Since 21cmFAST has several built-in “size” templates, you can easily stack a model-defining template with a size template to achieve the same result, e.g.:

$ 21cmfast run coeval \
    --template latest small               # Latest model, without discrete halos, made small
    --redshift 6.0                        # At redshift 6.0
    --cachedir /tmp/21cmfast-cache        # Save cache to a temporary directory

Running a single lightcone

When running a single large-scale lightcone, it is best to be more careful about reproducibility. A typical workflow might be something like the following.

First, check out the available built in templates to see which you might want to build on:

$ 21cmfast template avail

Let’s say you chose to use the “latest” model, then you would go ahead and create your custom parameter configuration based on this template:

$ 21cmfast template create --template latest gpc --out big-latest.toml

Now there is a file big-latest.toml in your current directory. You can use this file to run off your simulation:

$ 21cmfast run lightcone --param-file big-latest.toml --redshift-range 5.6 25

You will get a file lightcone.h5 as an output, which holds all the relevant information of the simulation. Also, since the default cache directory is the current working directory, you’ll get a weird folder like a649nr0f6... in your current folder, holding all the coeval fields from all node_redshifts.

Running Multiple Simulations as a Database

In the case that you have to run off many simulations from some distribution of parameters, it is best to be a little more careful again about how you store your cache. Let’s imagine you were modifying only some astrophysical parameters, and otherwise keeping the structure of the box, and the cosmology the same. This is a very common situation.

We first make a directory to hold all of our cache, and our outputs:

$ mkdir - cache/configs
$ mkdir lightcones

Then setup a “base” configuration:

$ 21cmfast template create --template latest gpc --out cache/configs/base.toml

Now, before running off the other simulations, run off some initial conditions:

$ 21cmfast run ics --param-file cache/configs/base.toml --seed 77577 --cachedir cache

We’ll then have a folder cache/<ugly_hash>/77577 in which will be an InitialConditions.h5 file.

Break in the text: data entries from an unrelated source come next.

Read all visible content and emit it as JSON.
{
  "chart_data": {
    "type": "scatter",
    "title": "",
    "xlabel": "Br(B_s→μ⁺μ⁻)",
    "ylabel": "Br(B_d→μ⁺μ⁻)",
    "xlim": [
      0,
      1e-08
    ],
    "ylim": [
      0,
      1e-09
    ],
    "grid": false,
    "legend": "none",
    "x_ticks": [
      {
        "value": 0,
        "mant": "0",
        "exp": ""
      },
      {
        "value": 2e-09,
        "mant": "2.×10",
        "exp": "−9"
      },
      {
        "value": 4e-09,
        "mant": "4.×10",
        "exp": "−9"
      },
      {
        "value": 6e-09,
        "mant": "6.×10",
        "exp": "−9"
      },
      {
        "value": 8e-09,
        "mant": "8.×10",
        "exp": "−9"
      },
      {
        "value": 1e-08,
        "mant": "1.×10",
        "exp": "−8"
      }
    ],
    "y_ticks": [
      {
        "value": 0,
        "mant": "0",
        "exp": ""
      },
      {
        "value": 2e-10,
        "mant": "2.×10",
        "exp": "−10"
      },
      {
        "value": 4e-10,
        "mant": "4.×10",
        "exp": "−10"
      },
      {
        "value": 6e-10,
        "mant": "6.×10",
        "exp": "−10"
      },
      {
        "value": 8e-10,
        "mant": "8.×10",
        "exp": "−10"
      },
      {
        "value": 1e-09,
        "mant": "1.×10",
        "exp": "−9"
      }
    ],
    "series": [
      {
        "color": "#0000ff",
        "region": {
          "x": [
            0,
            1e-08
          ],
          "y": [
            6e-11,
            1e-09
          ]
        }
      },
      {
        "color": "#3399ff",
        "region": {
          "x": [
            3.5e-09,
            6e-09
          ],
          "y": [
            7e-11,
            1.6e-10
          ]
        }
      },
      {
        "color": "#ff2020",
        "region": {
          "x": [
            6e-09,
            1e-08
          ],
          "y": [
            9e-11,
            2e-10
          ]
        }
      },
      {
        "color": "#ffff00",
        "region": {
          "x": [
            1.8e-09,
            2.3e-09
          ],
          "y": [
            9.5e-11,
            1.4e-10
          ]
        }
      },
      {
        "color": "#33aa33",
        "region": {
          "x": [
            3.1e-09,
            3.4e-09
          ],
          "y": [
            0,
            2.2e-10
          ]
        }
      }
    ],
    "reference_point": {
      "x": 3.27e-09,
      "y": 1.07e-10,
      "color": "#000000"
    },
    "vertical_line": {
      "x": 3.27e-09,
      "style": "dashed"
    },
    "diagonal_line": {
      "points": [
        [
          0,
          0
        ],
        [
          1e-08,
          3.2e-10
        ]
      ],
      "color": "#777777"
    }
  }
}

Now we can start running our lightcones. In a real application you may want to put this part into a script and run it via SLURM to parallelize over the different parameters, but here we just show the basics:

$ for zeta in 30.0 29.0 31.0 35.0          # iterate over all parameters
  do
    21cmfast run lightcone --param-file cache/config/base.toml \
      --seed 77577 --cachedir cache \      # need these to specify the same ICs
      --redshift-range 5.8 25 \            # specify redshift range
      --hii-eff-factor $zeta \             # override the astrophysical parameter
      --out lightcones/lc_zeta${zeta}.h5 \ # unique name of ligthcone output
      --cfgfile cache/configs/zeta${zeta}.h5  # unique configuration file
  done

This will result in four lightcones in the lightcones/ directory, tagged with their parameter values for HII_EFF_FACTOR, and also four fully-specified parameter TOMLs, along with all of the cache files required.